The character and psyche of sporting icons is probed in the next class of competitors: heavyweight both in subject and size of book, for Ali: A Life US author Jonathan Eig conducted over 500 interviews, providing unmatched access to the very personal story behind boxing behemoth, Muhammad Ali; Ian Herbert’s Quiet Genius: Bob Paisley, British Football’s Greatest Manager brings to life the understated personality and talent of commendable Liverpool F.C. manager, Paisley, conveying how one modest man accomplished some of the meanest feats in British footballing history; and Andy McGrath’s Tom Simpson: Bird on the Wire reveals the complex nature of cycling champion Simpson – the first Briton to win the elite men’s World Championships and to wear the Tour de France’s yellow jersey – who lived life in the fast lane both on and off the road.

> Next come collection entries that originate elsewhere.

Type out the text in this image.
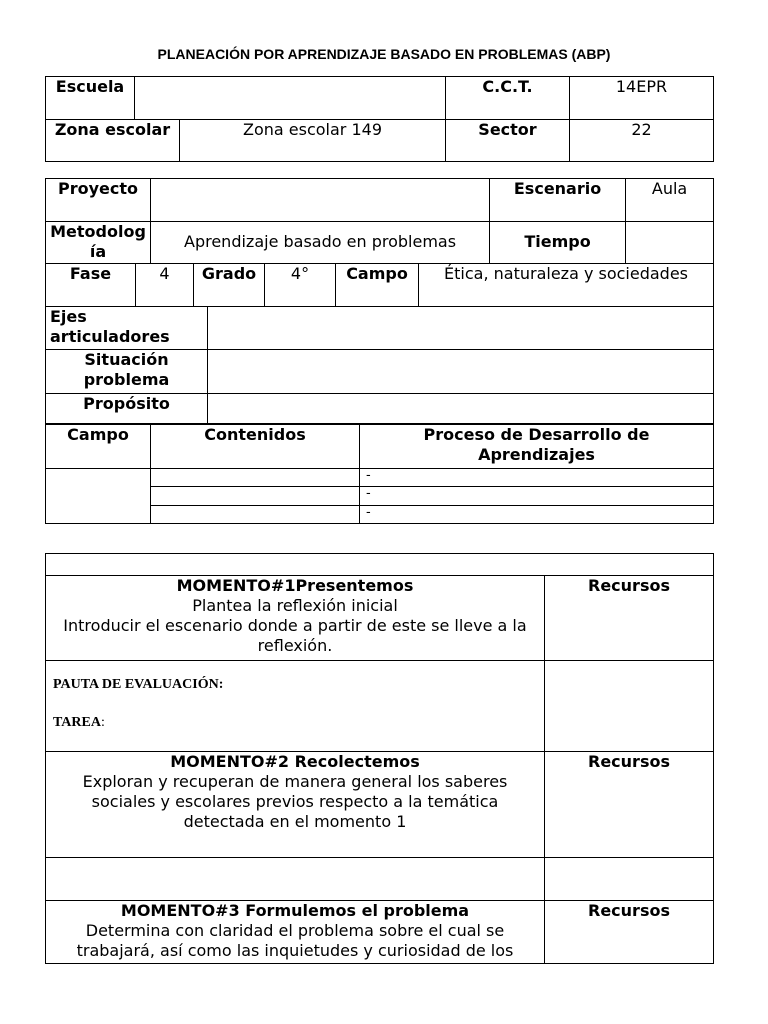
PLANEACIÓN POR APRENDIZAJE BASADO EN PROBLEMAS (ABP)
Escuela			C.C.T.	14EPR
Zona escolar		Zona escolar 149	Sector	22
Proyecto								Escenario	Aula
Metodología		Aprendizaje basado en problemas						Tiempo	
Fase	4		Grado		4°	Campo	Ética, naturaleza y sociedades		
Ejes articuladores									
Situación problema									
Propósito									
Campo	Contenidos	Proceso de Desarrollo de Aprendizajes
		-
		-
		-

MOMENTO#1Presentemos
Plantea la reflexión inicial
Introducir el escenario donde a partir de este se lleve a la reflexión.	Recursos

PAUTA DE EVALUACIÓN:
TAREA:	

MOMENTO#2 Recolectemos
Exploran y recuperan de manera general los saberes sociales y escolares previos respecto a la temática detectada en el momento 1	Recursos

MOMENTO#3 Formulemos el problema
Determina con claridad el problema sobre el cual se trabajará, así como las inquietudes y curiosidad de los	Recursos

Completing the shortlist is Breaking Ground: Art, Archaeology and Mythology (currently unavailable), which uncovers the ‘lost’ place of Bradford Park Avenue football club and, as a collection of essays, marks a first in form for the Award. Crowd-funded by Bradford Park Avenue fans, Neville Gabie, Alan Ward and Jason Wood’s unique book ultimately pays tribute to the passion of football fans, revering the archaeology, art and mythology of the once top-flight club.
The shortlist in full (alphabetically by author’s surname):
The Greatest Comeback: From Genocide to Football Glory by David Bolchover (Biteback Publishing)
Ali: A Life by Jonathan Eig (Simon & Schuster)
Quiet Genius: Bob Paisley, British Football’s Greatest Manager by Ian Herbert (Bloomsbury Sport, Bloomsbury)
Swell: A Waterbiography by Jenny Landreth (Bloomsbury Sport, Bloomsbury)
Tom Simpson: Bird on the Wire by Andy McGrath (Rapha Editions)
Centaur by Declan Murphy and Ami Rao (Doubleday, Transworld)
Breaking Ground: Art, Archaeology and Mythology edited by Neville Gabie, Alan Ward and Jason Wood (Axis Projects) (currently unavailable)
Chairman of Judges and co-founder of the Award, Graham Sharpe, said: 'Creating a shortlist from a Bookie Prize longlist has never been less than a mind-scrambling task. However, such is the nature of prizes that where there is delight there must elsewhere be disappointment, and the expert panel was enthralled by the final shortlist. Never have we created a list including a dead-man walking, let alone riding; never had we even heard of a "waterbiography", let alone a tide-turning tale of swimming emancipation. Football archaeology ever featuring as the theme would have been at least a 50/1 shot. Then there’s the previously unknown, almost miraculous tale of Holocaust survival up against the now legendary story of a British cycling superstar who died during a race, and whose reputation is enhanced every time a Chris Boardman, Chris Hoy, or Chris Froome triumph comes along. And then there is perhaps the ultimate contrast, between one of British football's quietest and most modest over-achievers who virtually hid his light under a bushel, and world sport's loudest and greatest practitioner, whose finest, quietest moment was when he fought his body's unfamiliar frailty to light the Olympic flame.'
The William Hill Sports Book of the Year Award is the world's longest established and most valuable literary sports-writing prize. As well as a £29,000 cheque, this year’s winning author will receive a free £2,500 William Hill bet, and a day at the races*.
The judging panel for this year’s Award consists of: journalist and broadcaster Mark Lawson; retired professional footballer and former chairman of the Professional Footballer’s Association, Clarke Carlisle; broadcaster and writer John Inverdale; broadcaster Danny Kelly; award-winning journalist Hugh McIlvanney; and The Times columnist and author, Alyson Rudd. Chair of Judges is Graham Sharpe, co-creator of the Award alongside John Gaustad, founder of the Sportspages bookshop, who retired following the 2015 Award and passed away last year.
The winner of the William Hill Sports Book of the Year Award 2017 will be announced at an afternoon reception at BAFTA, in central London, on Tuesday 28th November.
* In the event that there is more than one winning author, the prize money and William Hill bet will be shared.